Don’t Look Back è uno dei giochi più belli degli ultimi anni, un vero capolavoro e devo ringraziare Ars Ludica per avermelo fatto conoscere. Cavanagh è un vero autore, uno che, attraverso i suoi piccoli giochi, trova sempre il modo di dire qualcosa di personale (da questo punto di vista è davvero notevole anche un titolo come Best Years). Non ho ancora giocato con VVVVVV però mi insospettisce il discorso sulla “difficoltà”. Molti pensano (Non sto dicendo che lo abbia detto anche Tagliaferri) che, per appagare il pubblico della “vecchia scuola”, cresciuto con titoli che oggi la maggior parte di noi non esiterebbe a definire quantomeno frustranti, i videogames debbano rappresentare, in primo luogo (o, spesso, unicamente), una sfida di destrezza, di coordinazione testa-dita. Ovviamente non credo neanche nell’estremo opposto, ovvero in giochi che si finiscono schiacciando solo un pulsante ed in cui la morte è stata rimossa. A mio parere, però, la difficoltà eccessiva (che ovviamente, in linea, di massima, non può che essere soggettiva) non fa altro che creare tra il testo ed il fruitore un senso di straniamento, rende difficile l’immedesimazione, il lasciarsi assorbire da ciò che il videogame vuole narrarci (sempre nel caso abbia davvero qualcosa da dire, e, purtroppo, sono casi rari). Non credo che i giochi debbano per forza cercare l’immedesimazione, ma non mi si venga a raccontare che il senso di straniamento provocato dal centesimo caricamento dovuto alla centesima morte consecutiva sia un effetto voluto e coscientemente cercato (qui Brecht non centra proprio un bel niente 🙂 ). Quel che, dal mio punto di vista, mi sento di rifiutare con assoluta radicalità, è l’dea che la “difficoltà”, il senso di sfida, sia una qualità in sè. Ciò che, invece, è ben più importante (forse la sola cosa davvero importante) è riuscire a trovare qualcosa da dire, che è esattamente ciò che cerca di fare Cavanagh con i suoi lavori. Spero che questo valga anche per VVVVVV anche se, leggendo la recensione, mi pare di capire che, questa volta, le cose siano andate diversamente.
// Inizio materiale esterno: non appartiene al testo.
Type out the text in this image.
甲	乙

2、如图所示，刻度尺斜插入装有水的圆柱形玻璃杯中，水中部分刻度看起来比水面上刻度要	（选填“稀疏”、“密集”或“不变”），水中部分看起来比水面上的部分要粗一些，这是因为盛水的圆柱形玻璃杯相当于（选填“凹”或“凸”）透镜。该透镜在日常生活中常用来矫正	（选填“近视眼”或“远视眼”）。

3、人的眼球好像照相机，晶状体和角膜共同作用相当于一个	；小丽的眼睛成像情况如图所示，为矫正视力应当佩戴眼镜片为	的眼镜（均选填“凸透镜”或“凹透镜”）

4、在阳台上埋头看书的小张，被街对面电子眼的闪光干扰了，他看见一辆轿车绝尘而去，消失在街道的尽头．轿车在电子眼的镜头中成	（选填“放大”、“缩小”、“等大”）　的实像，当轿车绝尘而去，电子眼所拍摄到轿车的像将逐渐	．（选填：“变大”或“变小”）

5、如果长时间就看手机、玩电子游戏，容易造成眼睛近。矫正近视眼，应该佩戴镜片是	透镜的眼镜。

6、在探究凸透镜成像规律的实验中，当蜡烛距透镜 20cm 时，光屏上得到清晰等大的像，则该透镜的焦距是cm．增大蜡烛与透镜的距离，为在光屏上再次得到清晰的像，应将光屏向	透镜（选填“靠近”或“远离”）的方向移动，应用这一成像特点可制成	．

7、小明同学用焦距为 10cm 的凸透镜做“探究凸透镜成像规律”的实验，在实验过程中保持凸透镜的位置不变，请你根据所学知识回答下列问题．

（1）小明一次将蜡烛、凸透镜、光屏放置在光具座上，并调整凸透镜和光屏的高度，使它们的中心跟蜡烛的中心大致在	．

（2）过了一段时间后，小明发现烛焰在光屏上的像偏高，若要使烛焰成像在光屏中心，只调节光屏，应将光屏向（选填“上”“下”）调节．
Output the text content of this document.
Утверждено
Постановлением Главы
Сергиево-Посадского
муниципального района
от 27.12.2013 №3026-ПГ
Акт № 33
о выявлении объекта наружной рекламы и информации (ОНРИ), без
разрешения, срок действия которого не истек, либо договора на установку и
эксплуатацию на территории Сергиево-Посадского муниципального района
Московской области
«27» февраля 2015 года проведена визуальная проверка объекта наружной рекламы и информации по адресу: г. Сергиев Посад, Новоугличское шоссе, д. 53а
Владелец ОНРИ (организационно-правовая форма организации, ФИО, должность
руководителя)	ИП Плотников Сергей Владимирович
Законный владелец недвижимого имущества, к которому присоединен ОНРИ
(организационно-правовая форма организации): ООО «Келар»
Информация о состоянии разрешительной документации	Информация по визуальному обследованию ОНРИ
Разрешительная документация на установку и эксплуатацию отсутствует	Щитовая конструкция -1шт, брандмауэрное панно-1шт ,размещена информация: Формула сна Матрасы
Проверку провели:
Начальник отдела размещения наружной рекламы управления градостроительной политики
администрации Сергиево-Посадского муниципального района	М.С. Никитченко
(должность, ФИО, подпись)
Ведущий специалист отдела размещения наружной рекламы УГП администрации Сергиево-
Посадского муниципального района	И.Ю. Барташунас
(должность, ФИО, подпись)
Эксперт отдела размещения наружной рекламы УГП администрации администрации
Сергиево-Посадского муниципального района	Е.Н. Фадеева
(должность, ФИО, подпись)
Guarda VVVVV mi pare uno dei giochi meglio equilibrati degli ultimi tempi insieme per certi versi a Bayonetta, è difficile perchè c’è del trial and error ma sembra nella giustissima misura che ti fa dire “Cazzo, ancora” e non “Cazzo, vaffanculo”
Ho appena provato Pathways, ennesimo capolavoro (assolutamente gratuito) di Cavanagh. Un gioco in cui, come la vita, non si può guardare indietro e ricominciare, c’è solo un percorso con scelte per le quali ogni risposta è sbagliata. I’itinerario si ripete ma in fondo l’esito è sempre il medesimo e forse non esiste nessun percorso perchè tutti sono privi di senso. Nella visione desolata ma lucida e carica di disperata ironia di questo autore la vita appare solo un gioco a perdere. Provatelo se non l’avete già fatto, non ve ne pentirete.